← Back to context

Comment by andrethegiant

7 months ago

I'm working on pure.md[1], which lets your scripts, APIs, apps, agents, etc reliably access web content in markdown format. Simply prefix any URL with `pure.md/` and you get the unblocked markdown content of that webpage. It avoids bot detection and renders JavaScript-heavy websites, and can convert HTML, PDFs, images, and more into pure markdown.

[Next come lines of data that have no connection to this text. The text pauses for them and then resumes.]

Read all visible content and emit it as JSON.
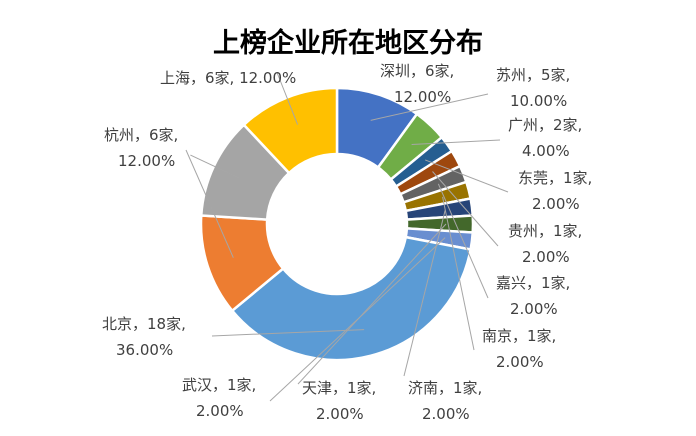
{
  "chart_data": {
    "type": "pie",
    "variant": "doughnut",
    "title": "上榜企业所在地区分布",
    "legend": "none",
    "slices": [
      {
        "name": "苏州",
        "count": 5,
        "unit": "家",
        "percent": "10.00%",
        "value": 10.0,
        "color": "#4472C4",
        "label_line1": "苏州，5家,",
        "label_line2": "10.00%"
      },
      {
        "name": "广州",
        "count": 2,
        "unit": "家",
        "percent": "4.00%",
        "value": 4.0,
        "color": "#70AD47",
        "label_line1": "广州，2家,",
        "label_line2": "4.00%"
      },
      {
        "name": "东莞",
        "count": 1,
        "unit": "家",
        "percent": "2.00%",
        "value": 2.0,
        "color": "#255E91",
        "label_line1": "东莞，1家,",
        "label_line2": "2.00%"
      },
      {
        "name": "贵州",
        "count": 1,
        "unit": "家",
        "percent": "2.00%",
        "value": 2.0,
        "color": "#9E480E",
        "label_line1": "贵州，1家,",
        "label_line2": "2.00%"
      },
      {
        "name": "嘉兴",
        "count": 1,
        "unit": "家",
        "percent": "2.00%",
        "value": 2.0,
        "color": "#636363",
        "label_line1": "嘉兴，1家,",
        "label_line2": "2.00%"
      },
      {
        "name": "南京",
        "count": 1,
        "unit": "家",
        "percent": "2.00%",
        "value": 2.0,
        "color": "#997300",
        "label_line1": "南京，1家,",
        "label_line2": "2.00%"
      },
      {
        "name": "济南",
        "count": 1,
        "unit": "家",
        "percent": "2.00%",
        "value": 2.0,
        "color": "#264478",
        "label_line1": "济南，1家,",
        "label_line2": "2.00%"
      },
      {
        "name": "天津",
        "count": 1,
        "unit": "家",
        "percent": "2.00%",
        "value": 2.0,
        "color": "#43682B",
        "label_line1": "天津，1家,",
        "label_line2": "2.00%"
      },
      {
        "name": "武汉",
        "count": 1,
        "unit": "家",
        "percent": "2.00%",
        "value": 2.0,
        "color": "#698ED0",
        "label_line1": "武汉，1家,",
        "label_line2": "2.00%"
      },
      {
        "name": "北京",
        "count": 18,
        "unit": "家",
        "percent": "36.00%",
        "value": 36.0,
        "color": "#5B9BD5",
        "label_line1": "北京，18家,",
        "label_line2": "36.00%"
      },
      {
        "name": "杭州",
        "count": 6,
        "unit": "家",
        "percent": "12.00%",
        "value": 12.0,
        "color": "#ED7D31",
        "label_line1": "杭州，6家,",
        "label_line2": "12.00%"
      },
      {
        "name": "上海",
        "count": 6,
        "unit": "家",
        "percent": "12.00%",
        "value": 12.0,
        "color": "#A5A5A5",
        "label_line1": "上海，6家, 12.00%",
        "label_line2": ""
      },
      {
        "name": "深圳",
        "count": 6,
        "unit": "家",
        "percent": "12.00%",
        "value": 12.0,
        "color": "#FFC000",
        "label_line1": "深圳，6家,",
        "label_line2": "12.00%"
      }
    ]
  }
}
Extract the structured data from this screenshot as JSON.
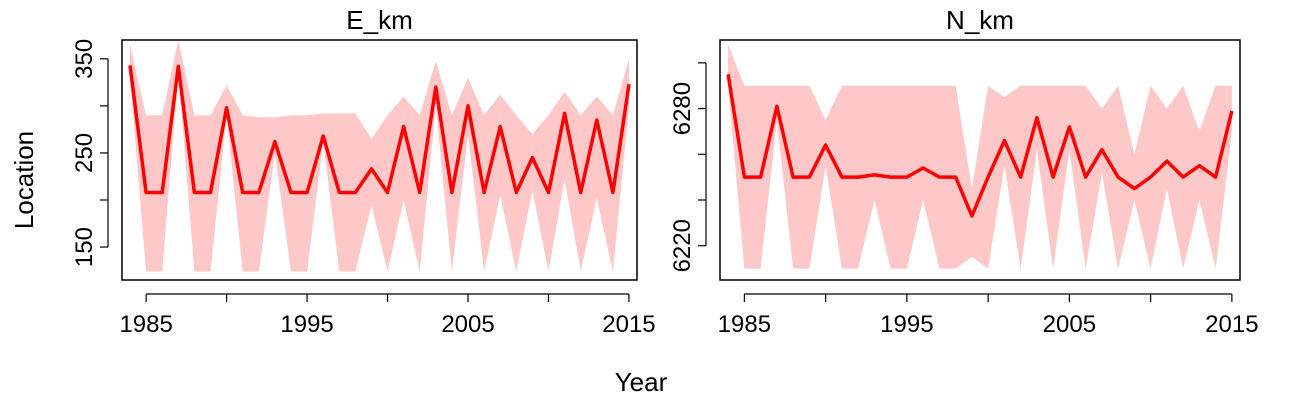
{
  "xlabel": "Year",
  "ylabel": "Location",
  "colors": {
    "line": "#ff0000",
    "band": "#ffc8c8",
    "axis": "#000000"
  },
  "chart_data": [
    {
      "type": "line",
      "title": "E_km",
      "xlabel": "Year",
      "ylabel": "Location",
      "xlim": [
        1983.5,
        2015.5
      ],
      "ylim": [
        115,
        370
      ],
      "xticks": [
        1985,
        1990,
        1995,
        2000,
        2005,
        2010,
        2015
      ],
      "xtick_labels": [
        "1985",
        "1995",
        "2005",
        "2015"
      ],
      "xtick_labels_at": [
        1985,
        1995,
        2005,
        2015
      ],
      "yticks": [
        150,
        200,
        250,
        300,
        350
      ],
      "ytick_labels": [
        "150",
        "250",
        "350"
      ],
      "ytick_labels_at": [
        150,
        250,
        350
      ],
      "x": [
        1984,
        1985,
        1986,
        1987,
        1988,
        1989,
        1990,
        1991,
        1992,
        1993,
        1994,
        1995,
        1996,
        1997,
        1998,
        1999,
        2000,
        2001,
        2002,
        2003,
        2004,
        2005,
        2006,
        2007,
        2008,
        2009,
        2010,
        2011,
        2012,
        2013,
        2014,
        2015
      ],
      "series": [
        {
          "values": [
            343,
            208,
            208,
            342,
            208,
            208,
            298,
            208,
            208,
            262,
            208,
            208,
            268,
            208,
            208,
            233,
            208,
            278,
            208,
            320,
            208,
            300,
            208,
            278,
            208,
            245,
            208,
            292,
            208,
            285,
            208,
            323
          ],
          "lower": [
            330,
            124,
            124,
            335,
            124,
            124,
            290,
            124,
            124,
            250,
            124,
            124,
            262,
            124,
            124,
            195,
            124,
            200,
            124,
            300,
            124,
            270,
            124,
            205,
            124,
            210,
            124,
            222,
            124,
            202,
            124,
            300
          ],
          "upper": [
            365,
            290,
            290,
            370,
            290,
            290,
            322,
            290,
            288,
            288,
            290,
            290,
            292,
            292,
            292,
            265,
            290,
            310,
            290,
            348,
            290,
            330,
            290,
            312,
            290,
            270,
            290,
            315,
            290,
            310,
            290,
            350
          ]
        }
      ]
    },
    {
      "type": "line",
      "title": "N_km",
      "xlabel": "Year",
      "ylabel": "Location",
      "xlim": [
        1983.5,
        2015.5
      ],
      "ylim": [
        6205,
        6310
      ],
      "xticks": [
        1985,
        1990,
        1995,
        2000,
        2005,
        2010,
        2015
      ],
      "xtick_labels": [
        "1985",
        "1995",
        "2005",
        "2015"
      ],
      "xtick_labels_at": [
        1985,
        1995,
        2005,
        2015
      ],
      "yticks": [
        6220,
        6240,
        6260,
        6280,
        6300
      ],
      "ytick_labels": [
        "6220",
        "6280"
      ],
      "ytick_labels_at": [
        6220,
        6280
      ],
      "x": [
        1984,
        1985,
        1986,
        1987,
        1988,
        1989,
        1990,
        1991,
        1992,
        1993,
        1994,
        1995,
        1996,
        1997,
        1998,
        1999,
        2000,
        2001,
        2002,
        2003,
        2004,
        2005,
        2006,
        2007,
        2008,
        2009,
        2010,
        2011,
        2012,
        2013,
        2014,
        2015
      ],
      "series": [
        {
          "values": [
            6295,
            6250,
            6250,
            6281,
            6250,
            6250,
            6264,
            6250,
            6250,
            6251,
            6250,
            6250,
            6254,
            6250,
            6250,
            6233,
            6250,
            6266,
            6250,
            6276,
            6250,
            6272,
            6250,
            6262,
            6250,
            6245,
            6250,
            6257,
            6250,
            6255,
            6250,
            6279
          ],
          "lower": [
            6290,
            6210,
            6210,
            6275,
            6210,
            6210,
            6255,
            6210,
            6210,
            6240,
            6210,
            6210,
            6240,
            6210,
            6210,
            6215,
            6210,
            6255,
            6210,
            6262,
            6210,
            6262,
            6210,
            6252,
            6210,
            6240,
            6210,
            6245,
            6210,
            6240,
            6210,
            6270
          ],
          "upper": [
            6308,
            6290,
            6290,
            6290,
            6290,
            6290,
            6275,
            6290,
            6290,
            6290,
            6290,
            6290,
            6290,
            6290,
            6290,
            6245,
            6290,
            6285,
            6290,
            6290,
            6290,
            6290,
            6290,
            6280,
            6290,
            6260,
            6290,
            6280,
            6290,
            6270,
            6290,
            6290
          ]
        }
      ]
    }
  ]
}
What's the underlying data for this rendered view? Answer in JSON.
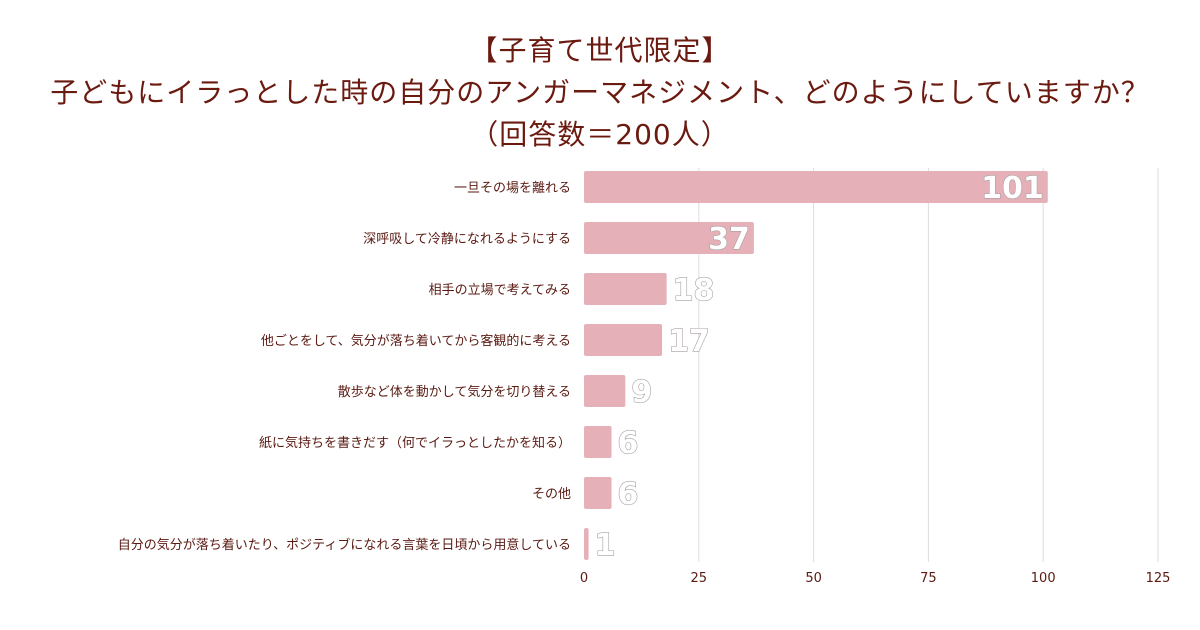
{
  "title": {
    "line1": "【子育て世代限定】",
    "line2": "子どもにイラっとした時の自分のアンガーマネジメント、どのようにしていますか？",
    "line3": "（回答数＝200人）"
  },
  "colors": {
    "bar": "#e6b0b9",
    "grid": "#dddddd",
    "title": "#6b1a10",
    "label": "#5a1a12"
  },
  "chart_data": {
    "type": "bar",
    "orientation": "horizontal",
    "categories": [
      "一旦その場を離れる",
      "深呼吸して冷静になれるようにする",
      "相手の立場で考えてみる",
      "他ごとをして、気分が落ち着いてから客観的に考える",
      "散歩など体を動かして気分を切り替える",
      "紙に気持ちを書きだす（何でイラっとしたかを知る）",
      "その他",
      "自分の気分が落ち着いたり、ポジティブになれる言葉を日頃から用意している"
    ],
    "values": [
      101,
      37,
      18,
      17,
      9,
      6,
      6,
      1
    ],
    "xlim": [
      0,
      125
    ],
    "xticks": [
      0,
      25,
      50,
      75,
      100,
      125
    ],
    "grid": true
  }
}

pure.md acts as a global caching layer between LLMs and web content. I like to think of it like a CDN for LLMs, similar to how Cloudinary is a CDN for images.

[1] https://pure.md

It seems to miss URLs?

At: https://willadams.gitbook.io/design-into-3d/2d-drawing the links for:

https://mathcs.clarku.edu/~djoyce/java/elements/elements.htm...

https://mathcs.clarku.edu/~djoyce/java/elements/bookI/bookI....

https://mathcs.clarku.edu/~djoyce/java/elements/bookI/defI1....

are rendered as:

_Elements_ _:_ _Book I_ _:_ _Definition 1_

Maybe detect when a page is on gitbook or some other site where there is .md source on github or some other site and grab the original instead?

  • By default, href values of <a> tags are removed, because they add significant token length without adding more context. Coming soon, you can specify a request header to set whether or not you want links removed from the response. Those underscores you mentioned are from the italics.

Thanks for sharing. I was planning on building something like this in April after hitting too many issues with Jina and Tavily but it looks like you've already done the hard work!

how do you exactly fallback to common crawl? isn't the cost to even hold and query common crawl insane?

[flagged]

  • i have no skin in the game and honestly i am wondering how this idea contributes to enshittifying the web more?

    this idea just seems like it provides the same content as visiting the site in a different view, like reader mode?

    • The service seems designed to bypass anti-scraping measures. If site owners don't want their content scraped by AI this is subverting their will.

      It also obfuscates responsibility between the AI vendor and the scraping service. One can imagine unethical AI providers using a series of ephemeral "gateways" to access content while avoiding any legal or reputational harm.

    • I think the parent is referring to the goal of making the web more "LLM friendly".